The Exile is now being adapted into a movie by Vishal Bhardwaj, and the duo is closely involved in the process. The film is an important one for them, especially considering their stance on the other cinematic adaptation of the decade-long manhunt, the Oscar-nominated Zero Dark Thirty. In the preface to the book, they call the movie ‘materially wrong in many ways, perhaps none more important than its claim that torture unearthed vital knowledge leading to Osama’s capture.’
With this movie, they want to ensure it’s not an American story with American heroes. There’s talk of bringing in a unit from the Gulf, and the languages involved will be Urdu, Pashtun and Arabic. “We want to try and reconstruct things in a way that reflects the authenticity emotionally. You can’t get an American crew to understand the nuances of the life of the caravan moving through the Asian Subcontinent. That’s why we want to be in on the whole process—locations, crew, creative talent—and not shuttered away in California,” says Levy.

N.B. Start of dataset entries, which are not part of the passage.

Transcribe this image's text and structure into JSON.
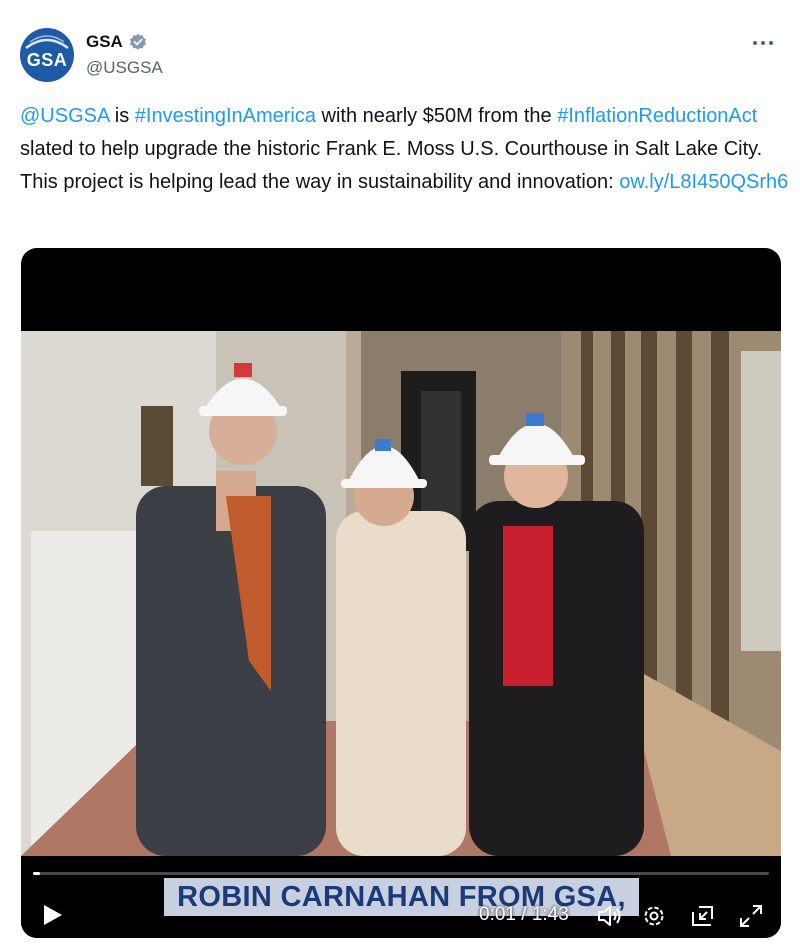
{
  "author": {
    "display_name": "GSA",
    "handle": "@USGSA",
    "avatar_text": "GSA",
    "verified": true
  },
  "tweet": {
    "segments": [
      {
        "text": "@USGSA",
        "type": "mention"
      },
      {
        "text": " is ",
        "type": "plain"
      },
      {
        "text": "#InvestingInAmerica",
        "type": "hashtag"
      },
      {
        "text": " with nearly $50M from the ",
        "type": "plain"
      },
      {
        "text": "#InflationReductionAct",
        "type": "hashtag"
      },
      {
        "text": " slated to help upgrade the historic Frank E. Moss U.S. Courthouse in Salt Lake City. This project is helping lead the way in sustainability and innovation: ",
        "type": "plain"
      },
      {
        "text": "ow.ly/L8I450QSrh6",
        "type": "link"
      }
    ]
  },
  "video": {
    "caption": "ROBIN CARNAHAN FROM GSA,",
    "current_time": "0:01",
    "duration": "1:43",
    "time_display": "0:01 / 1:43",
    "progress": 0.01
  },
  "icons": {
    "more": "more-icon",
    "verified": "verified-badge-icon",
    "play": "play-icon",
    "volume": "volume-icon",
    "settings": "settings-gear-icon",
    "dock": "dock-icon",
    "fullscreen": "fullscreen-icon"
  },
  "colors": {
    "link": "#1d9bf0",
    "avatar_bg": "#1f5aa6",
    "caption_bg": "#c7cfe0",
    "caption_text": "#1a3b78"
  }
}
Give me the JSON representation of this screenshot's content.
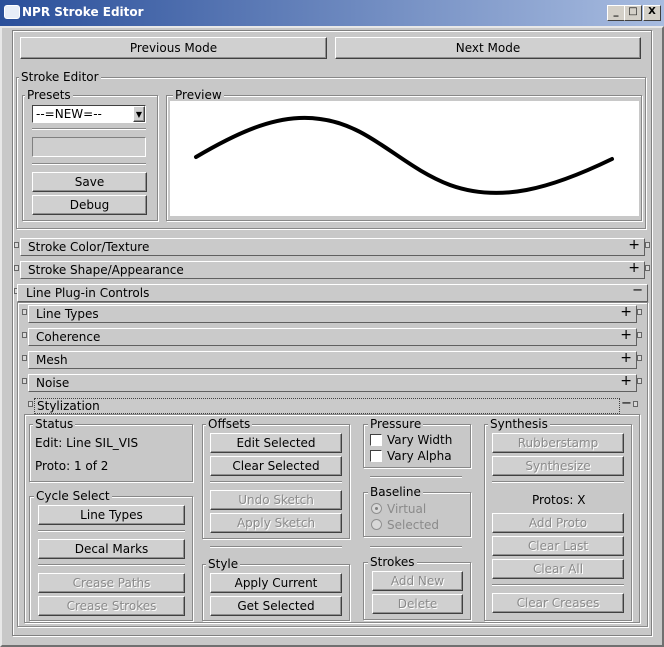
{
  "window": {
    "title": "NPR Stroke Editor",
    "minimize": "_",
    "maximize": "□",
    "close": "X"
  },
  "nav": {
    "previous": "Previous Mode",
    "next": "Next Mode"
  },
  "stroke_editor": {
    "label": "Stroke Editor",
    "presets": {
      "label": "Presets",
      "selected": "--=NEW=--",
      "name_value": "",
      "save": "Save",
      "debug": "Debug"
    },
    "preview": {
      "label": "Preview"
    }
  },
  "rollouts": {
    "color_texture": {
      "label": "Stroke Color/Texture",
      "sign": "+"
    },
    "shape_appearance": {
      "label": "Stroke Shape/Appearance",
      "sign": "+"
    },
    "line_plugin": {
      "label": "Line Plug-in Controls",
      "sign": "−"
    },
    "line_types": {
      "label": "Line Types",
      "sign": "+"
    },
    "coherence": {
      "label": "Coherence",
      "sign": "+"
    },
    "mesh": {
      "label": "Mesh",
      "sign": "+"
    },
    "noise": {
      "label": "Noise",
      "sign": "+"
    },
    "stylization": {
      "label": "Stylization",
      "sign": "−"
    }
  },
  "status": {
    "label": "Status",
    "edit": "Edit: Line SIL_VIS",
    "proto": "Proto: 1 of 2"
  },
  "cycle_select": {
    "label": "Cycle Select",
    "line_types": "Line Types",
    "decal_marks": "Decal Marks",
    "crease_paths": "Crease Paths",
    "crease_strokes": "Crease Strokes"
  },
  "offsets": {
    "label": "Offsets",
    "edit_selected": "Edit Selected",
    "clear_selected": "Clear Selected",
    "undo_sketch": "Undo Sketch",
    "apply_sketch": "Apply Sketch"
  },
  "style": {
    "label": "Style",
    "apply_current": "Apply Current",
    "get_selected": "Get Selected"
  },
  "pressure": {
    "label": "Pressure",
    "vary_width": "Vary Width",
    "vary_alpha": "Vary Alpha"
  },
  "baseline": {
    "label": "Baseline",
    "virtual": "Virtual",
    "selected": "Selected"
  },
  "strokes": {
    "label": "Strokes",
    "add_new": "Add New",
    "delete": "Delete"
  },
  "synthesis": {
    "label": "Synthesis",
    "rubberstamp": "Rubberstamp",
    "synthesize": "Synthesize",
    "protos": "Protos: X",
    "add_proto": "Add Proto",
    "clear_last": "Clear Last",
    "clear_all": "Clear All",
    "clear_creases": "Clear Creases"
  }
}
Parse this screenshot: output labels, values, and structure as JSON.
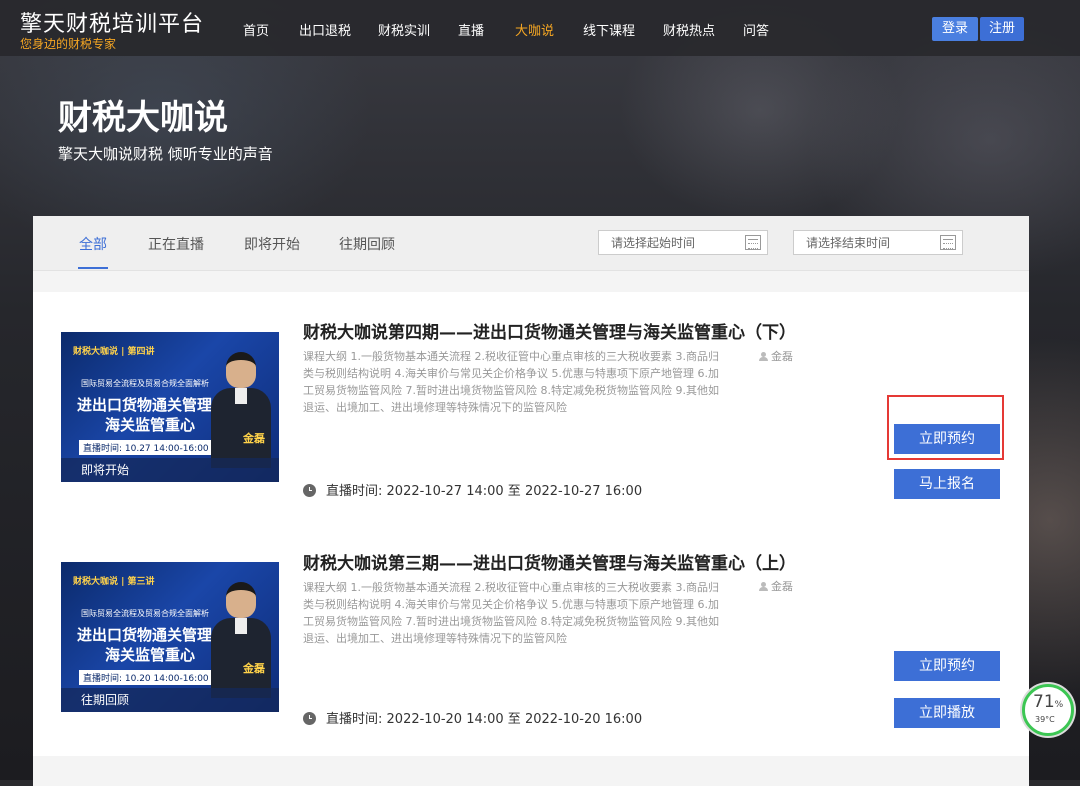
{
  "site": {
    "title": "擎天财税培训平台",
    "subtitle": "您身边的财税专家"
  },
  "nav": [
    {
      "label": "首页"
    },
    {
      "label": "出口退税"
    },
    {
      "label": "财税实训"
    },
    {
      "label": "直播"
    },
    {
      "label": "大咖说",
      "active": true
    },
    {
      "label": "线下课程"
    },
    {
      "label": "财税热点"
    },
    {
      "label": "问答"
    }
  ],
  "auth": {
    "login": "登录",
    "register": "注册"
  },
  "hero": {
    "title": "财税大咖说",
    "subtitle": "擎天大咖说财税  倾听专业的声音"
  },
  "tabs": [
    {
      "label": "全部",
      "active": true
    },
    {
      "label": "正在直播"
    },
    {
      "label": "即将开始"
    },
    {
      "label": "往期回顾"
    }
  ],
  "filters": {
    "start_placeholder": "请选择起始时间",
    "end_placeholder": "请选择结束时间"
  },
  "courses": [
    {
      "title": "财税大咖说第四期——进出口货物通关管理与海关监管重心（下）",
      "description": "课程大纲 1.一般货物基本通关流程 2.税收征管中心重点审核的三大税收要素 3.商品归类与税则结构说明 4.海关审价与常见关企价格争议 5.优惠与特惠项下原产地管理 6.加工贸易货物监管风险 7.暂时进出境货物监管风险 8.特定减免税货物监管风险 9.其他如退运、出境加工、进出境修理等特殊情况下的监管风险",
      "author": "金磊",
      "time_label": "直播时间:",
      "time_value": "2022-10-27 14:00 至 2022-10-27 16:00",
      "status": "即将开始",
      "thumb": {
        "brand": "财税大咖说 | 第四讲",
        "line1": "国际贸易全流程及贸易合规全面解析",
        "line2": "进出口货物通关管理与",
        "line3": "海关监管重心",
        "time": "直播时间: 10.27 14:00-16:00",
        "name": "金磊"
      },
      "buttons": [
        "立即预约",
        "马上报名"
      ]
    },
    {
      "title": "财税大咖说第三期——进出口货物通关管理与海关监管重心（上）",
      "description": "课程大纲 1.一般货物基本通关流程 2.税收征管中心重点审核的三大税收要素 3.商品归类与税则结构说明 4.海关审价与常见关企价格争议 5.优惠与特惠项下原产地管理 6.加工贸易货物监管风险 7.暂时进出境货物监管风险 8.特定减免税货物监管风险 9.其他如退运、出境加工、进出境修理等特殊情况下的监管风险",
      "author": "金磊",
      "time_label": "直播时间:",
      "time_value": "2022-10-20 14:00 至 2022-10-20 16:00",
      "status": "往期回顾",
      "thumb": {
        "brand": "财税大咖说 | 第三讲",
        "line1": "国际贸易全流程及贸易合规全面解析",
        "line2": "进出口货物通关管理与",
        "line3": "海关监管重心",
        "time": "直播时间: 10.20 14:00-16:00",
        "name": "金磊"
      },
      "buttons": [
        "立即预约",
        "立即播放"
      ]
    }
  ],
  "widget": {
    "percent": "71",
    "percent_sign": "%",
    "temp": "39°C"
  }
}
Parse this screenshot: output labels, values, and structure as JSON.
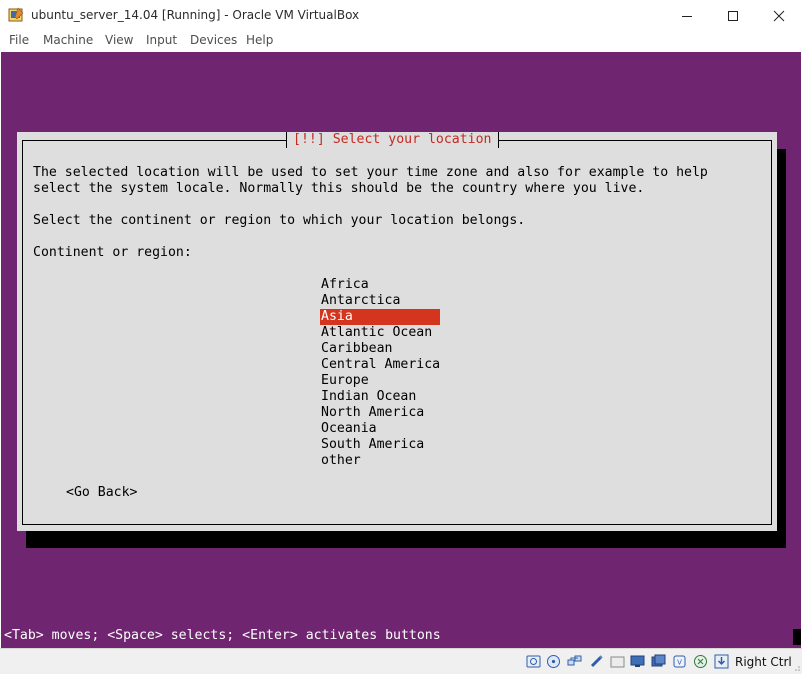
{
  "window": {
    "title": "ubuntu_server_14.04 [Running] - Oracle VM VirtualBox",
    "minimize_glyph": "—",
    "maximize_glyph": "☐",
    "close_glyph": "✕"
  },
  "menu": {
    "items": [
      "File",
      "Machine",
      "View",
      "Input",
      "Devices",
      "Help"
    ]
  },
  "installer": {
    "dialog_title": "[!!] Select your location",
    "description_line1": "The selected location will be used to set your time zone and also for example to help",
    "description_line2": "select the system locale. Normally this should be the country where you live.",
    "prompt": "Select the continent or region to which your location belongs.",
    "field_label": "Continent or region:",
    "regions": [
      "Africa",
      "Antarctica",
      "Asia",
      "Atlantic Ocean",
      "Caribbean",
      "Central America",
      "Europe",
      "Indian Ocean",
      "North America",
      "Oceania",
      "South America",
      "other"
    ],
    "selected_region": "Asia",
    "go_back": "<Go Back>",
    "help_line": "<Tab> moves; <Space> selects; <Enter> activates buttons"
  },
  "statusbar": {
    "host_key": "Right Ctrl",
    "icons": [
      "hard-disk-icon",
      "optical-drive-icon",
      "network-icon",
      "usb-icon",
      "shared-folders-icon",
      "display-icon",
      "video-capture-icon",
      "cpu-icon",
      "mouse-integration-icon",
      "keyboard-capture-icon"
    ]
  },
  "colors": {
    "console_background": "#6f256f",
    "dialog_background": "#dedede",
    "dialog_title": "#c42a21",
    "selection": "#d3351f"
  }
}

Globally, we’ve seen a rise in Islamist terror with attacks in Manchester, London, Brussels and Paris in recent years. Around the time The Exile was released, a video of Osama’s son Hamza bin Laden surfaced, where he offers advice for “martyrdom seekers in the West”. Scott-Clark believes that he’s a distraction and is actually being used as a mouthpiece by Ayman al-Zawahiri, who took over Al Qaeda’s leadership after Osama’s death. For Levy, the Western narrative that Al Qaeda was crushed by Osama’s killing is flawed. “The idea that they’re a nebulous force is totally erroneous. They’ve watched, reformed, created a new structure, got a new strategist and are a vanguard of experts now.”